A História conta que no papiro de
Leiden (século III) foi encontrada a inscrição: “O
Universo nasceu de uma enorme gargalhada”. Mas, quatro séculos
antes de Cristo, os sábios gregos já tinham o riso como
centro de suas atenções. “Aqueles que não fazem
brincadeiras e não suportam os que as fazem são, tudo indica,
rústicos e rabugentos” ─
diziam eles. É do filósofo Aristóteles (322 a.C) a célebre
frase,“O Homem é o único animal que ri” [História
do Riso e do Escárnio ─
de Georges Minois]
O certo é que foram os gregos (e
não podia ser outro povo) que acabaram por transferir seus
sentimentos e afetos para o âmbito do sagrado. O brincar com
as palavras adquiriu uma aura divina, e pôs Deus como o autor do
primeiro riso. Daí então ele se tornou inextinguível.
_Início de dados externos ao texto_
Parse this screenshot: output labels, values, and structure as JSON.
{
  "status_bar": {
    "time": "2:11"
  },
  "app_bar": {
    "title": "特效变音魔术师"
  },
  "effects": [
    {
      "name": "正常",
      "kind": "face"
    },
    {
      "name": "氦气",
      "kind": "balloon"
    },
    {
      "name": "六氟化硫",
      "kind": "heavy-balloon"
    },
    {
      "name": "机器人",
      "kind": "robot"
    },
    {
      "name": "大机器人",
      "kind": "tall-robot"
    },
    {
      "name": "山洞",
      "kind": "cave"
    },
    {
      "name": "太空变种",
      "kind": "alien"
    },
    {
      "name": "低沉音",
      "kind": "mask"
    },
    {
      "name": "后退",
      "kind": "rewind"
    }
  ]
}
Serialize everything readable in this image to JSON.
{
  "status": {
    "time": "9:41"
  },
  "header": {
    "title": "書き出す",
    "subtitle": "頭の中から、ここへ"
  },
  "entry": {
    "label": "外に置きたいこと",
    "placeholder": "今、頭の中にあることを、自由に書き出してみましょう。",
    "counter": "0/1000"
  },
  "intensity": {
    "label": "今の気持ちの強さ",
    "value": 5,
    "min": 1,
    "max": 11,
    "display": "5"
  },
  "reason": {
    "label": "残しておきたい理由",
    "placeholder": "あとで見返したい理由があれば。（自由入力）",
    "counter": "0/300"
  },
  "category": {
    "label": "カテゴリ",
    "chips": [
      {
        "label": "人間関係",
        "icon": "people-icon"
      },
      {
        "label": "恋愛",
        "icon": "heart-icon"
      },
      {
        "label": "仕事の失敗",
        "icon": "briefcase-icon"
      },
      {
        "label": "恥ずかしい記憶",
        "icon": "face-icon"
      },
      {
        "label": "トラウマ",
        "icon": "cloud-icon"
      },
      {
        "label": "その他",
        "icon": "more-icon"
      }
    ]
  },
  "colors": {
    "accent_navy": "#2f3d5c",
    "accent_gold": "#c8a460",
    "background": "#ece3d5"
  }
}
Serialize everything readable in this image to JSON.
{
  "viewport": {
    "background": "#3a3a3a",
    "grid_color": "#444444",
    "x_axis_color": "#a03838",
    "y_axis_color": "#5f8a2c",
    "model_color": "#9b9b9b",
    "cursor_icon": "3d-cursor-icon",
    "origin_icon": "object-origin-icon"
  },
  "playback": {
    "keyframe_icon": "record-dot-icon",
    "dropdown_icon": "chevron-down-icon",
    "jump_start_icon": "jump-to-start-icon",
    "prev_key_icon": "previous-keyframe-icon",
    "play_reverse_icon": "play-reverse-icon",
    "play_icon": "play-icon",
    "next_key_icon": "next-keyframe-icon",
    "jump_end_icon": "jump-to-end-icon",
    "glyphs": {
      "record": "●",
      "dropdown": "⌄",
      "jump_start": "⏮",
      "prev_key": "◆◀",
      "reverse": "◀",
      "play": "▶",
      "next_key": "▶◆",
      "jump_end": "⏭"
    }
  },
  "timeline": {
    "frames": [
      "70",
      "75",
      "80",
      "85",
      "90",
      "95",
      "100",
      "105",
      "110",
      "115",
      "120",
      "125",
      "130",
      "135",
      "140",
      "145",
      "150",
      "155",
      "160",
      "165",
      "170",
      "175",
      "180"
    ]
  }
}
Existe até um prólogo helenizado do Gêneses bíblico:
“Tendo
Deus rido, nasceram os sete deuses que governam o mundo… Quando Ele
gargalhou fez-se a luz… Ele gargalhou pela segunda vez: tudo era
água. Na terceira gargalhada, apareceu Hermes; na quarta, a geração;
na quinta, o destino; na sexta, o tempo. Depois, pouco antes do
sétimo riso, Deus inspira profundamente, mas Ele ri tanto que
chora, e de suas lágrima nascem a alma”. [
História
do Riso e do Escárnio ‒
Georges Minois ]
Mas deixando de lado o campo
mitológico-poético, afinal, de que rimos nas piadas?
Freud, que se debruçou
intensamente sobre esse tema, no seu livro “Os
Chistes
e sua Relação com o Inconsciente”, definiu os humoristas
como “aqueles que captam a fragilidade do homem, seus conflitos,
sua finitude, sua dor e seu sofrimento, cravam as unhas no mal-estar,
desviam do interdito e dali saem com um dito espirituoso que os faz
rir de si mesmos, ou do outro e faz o outro rir. São eles que
revelam nossas contradições, nossas falhas, nossas imperfeições.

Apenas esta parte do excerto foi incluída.